Real to real transform with CUFFT?

How do I set up a real to real transform with CUFFT?

EDIT: To clarify, I’ve previously worked with FFTPACK. With that library, I can perform a real to real forward or backward transform on an array of 64 reals and get an array of 64 reals back. I’d like to be able to the same thing with CUFFT.

EDIT2: Furthermore, I’d like to know how to do this for 2D FFTs.

The CUDA FFT works the same as the FFTW library, so one way to do a Real to Real is to do a Real-to-Complex transform, which yields a 2D complex array (1/2 the size of the real time data) – where the 1st dimension holds the cos() values and the 2nd dimension holds the sin() values.

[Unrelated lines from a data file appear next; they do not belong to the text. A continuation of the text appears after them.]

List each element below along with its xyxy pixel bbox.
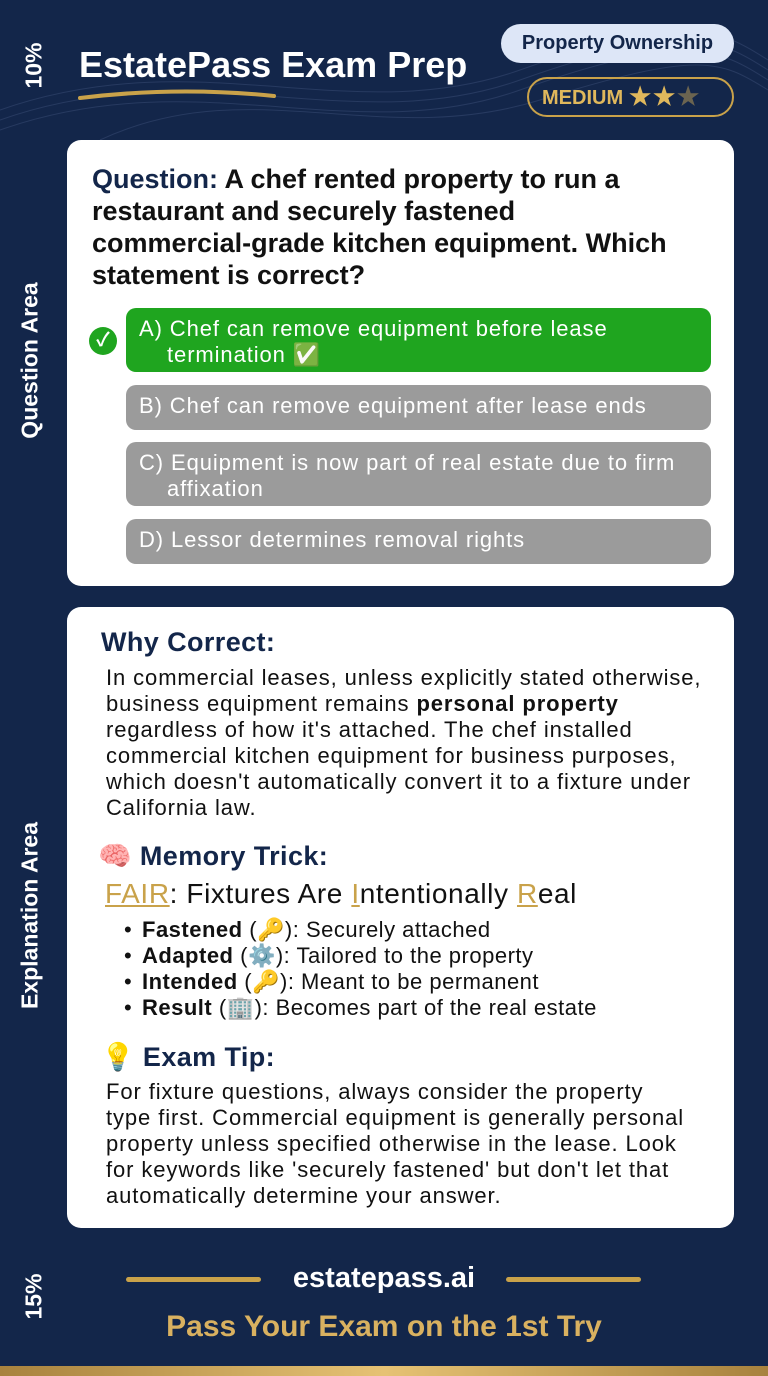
why correct text: commercial kitchen equipment for business purposes, (106, 743, 676, 768)
check icon: ✓ (96, 330, 110, 351)
question text: restaurant and securely fastened (92, 196, 515, 226)
badge: difficulty (527, 77, 734, 117)
option D: D) Lessor determines removal rights (139, 527, 525, 552)
option A correct: termination ✅ (167, 342, 321, 367)
exam tip text: type first. Commercial equipment is generally personal (106, 1105, 684, 1130)
why correct text: California law. (106, 795, 256, 820)
question text (92, 164, 667, 290)
exam tip text: automatically determine your answer. (106, 1183, 502, 1208)
title underline (78, 90, 276, 100)
mnemonic: FAIR: Fixtures Are Intentionally Real (105, 878, 577, 909)
option B (126, 385, 711, 430)
heading: why correct: Why Correct: (101, 627, 275, 657)
footer brand: estatepass.ai (293, 1262, 475, 1294)
title: EstatePass Exam Prep (79, 44, 467, 85)
gold bottom bar (0, 1366, 768, 1376)
why correct text: regardless of how it's attached. The chef installed (106, 717, 633, 742)
mnemonic list (124, 917, 597, 1020)
mnemonic list: Intended (🔑): Meant to be permanent (142, 969, 539, 994)
option C: affixation (167, 476, 264, 501)
panel: question (67, 140, 734, 586)
exam tip text (106, 1079, 684, 1208)
heading: memory trick: 🧠 Memory Trick: (98, 841, 328, 871)
option C (126, 442, 711, 506)
why correct text: In commercial leases, unless explicitly stated otherwise, (106, 665, 701, 690)
mnemonic list: Adapted (⚙️): Tailored to the property (142, 943, 534, 968)
badge: topic: Property Ownership (522, 32, 713, 54)
option B: B) Chef can remove equipment after lease ends (139, 393, 647, 418)
question text: statement is correct? (92, 260, 365, 290)
exam tip text: for keywords like 'securely fastened' but don't let that (106, 1157, 669, 1182)
why correct text: which doesn't automatically convert it to a fixture under (106, 769, 691, 794)
badge: difficulty: MEDIUM ★★★ (542, 83, 701, 109)
side label: Explanation Area: Explanation Area (16, 822, 42, 1009)
mnemonic list: Result (🏢): Becomes part of the real estate (142, 995, 597, 1020)
exam tip text: property unless specified otherwise in the lease. Look (106, 1131, 677, 1156)
question text: Question: A chef rented property to run a (92, 164, 620, 194)
side label: Question Area: Question Area (16, 282, 42, 439)
mnemonic list: Fastened (🔑): Securely attached (142, 917, 491, 942)
option D (126, 519, 711, 564)
side label: 10%: 10% (20, 42, 46, 89)
badge: topic (501, 24, 734, 63)
footer brand (126, 1262, 641, 1294)
tagline: Pass Your Exam on the 1st Try (166, 1310, 602, 1343)
heading: exam tip: 💡 Exam Tip: (101, 1042, 275, 1072)
check icon (89, 327, 117, 355)
side label: 15%: 15% (20, 1273, 46, 1320)
panel: explanation (67, 607, 734, 1228)
why correct text: business equipment remains personal property (106, 691, 619, 716)
why correct text (106, 665, 701, 820)
option A correct: A) Chef can remove equipment before lease (139, 316, 608, 341)
option C: C) Equipment is now part of real estate due to firm (139, 450, 675, 475)
question text: commercial-grade kitchen equipment. Which (92, 228, 667, 258)
option A correct (126, 308, 711, 372)
background waves (0, 40, 768, 140)
exam tip text: For fixture questions, always consider the property (106, 1079, 643, 1104)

// Load real data on to the device

	float *Td;

	int size = ary_sz * sizeof(float);

   CUDA_SAFE_CALL(cudaMalloc((void**)&Td, size));

// Allocate device memory for signal

    cufftComplex *d_signal;

    int mem_size = sizeof(cufftComplex)* (ary_sz/2);

   CUDA_SAFE_CALL(cudaMalloc((void**)&d_signal, mem_size));

	// CUFFT plan

    cufftHandle planF, planI;

    CUFFT_SAFE_CALL(cufftPlan1d(&planF, ary_sz, CUFFT_R2C, 1));

   // Transform signal

    CUFFT_SAFE_CALL(cufftExecR2C(planF, Td, d_signal));

The complex fft data is accessed by using:

d_signal.x [for cos() values]

d_signal.y [for sin() values]

Thanks for your answer, but I think you’ll find that the second output dimension is actually (N / 2 + 1). Thus, if I use the CUFFT R2C transform, I end up with, for example, 64 x 33 complex numbers. For the solver I’m implementing, I need to be able to recover 64 x 64 real numbers (for N = 64).

With a 1D transform, I can take advantage of the fact that N is even so that the first and last complex numbers in the N / 2 + 1 array are purely real. Thus I can recover 64 real numbers, which match the output from an FFTPACK real to real transform. Right now, I’m not able to do something similar with a 2D transform without doing 2 1D transforms and handling the transposing and extraction of the real numbers myself.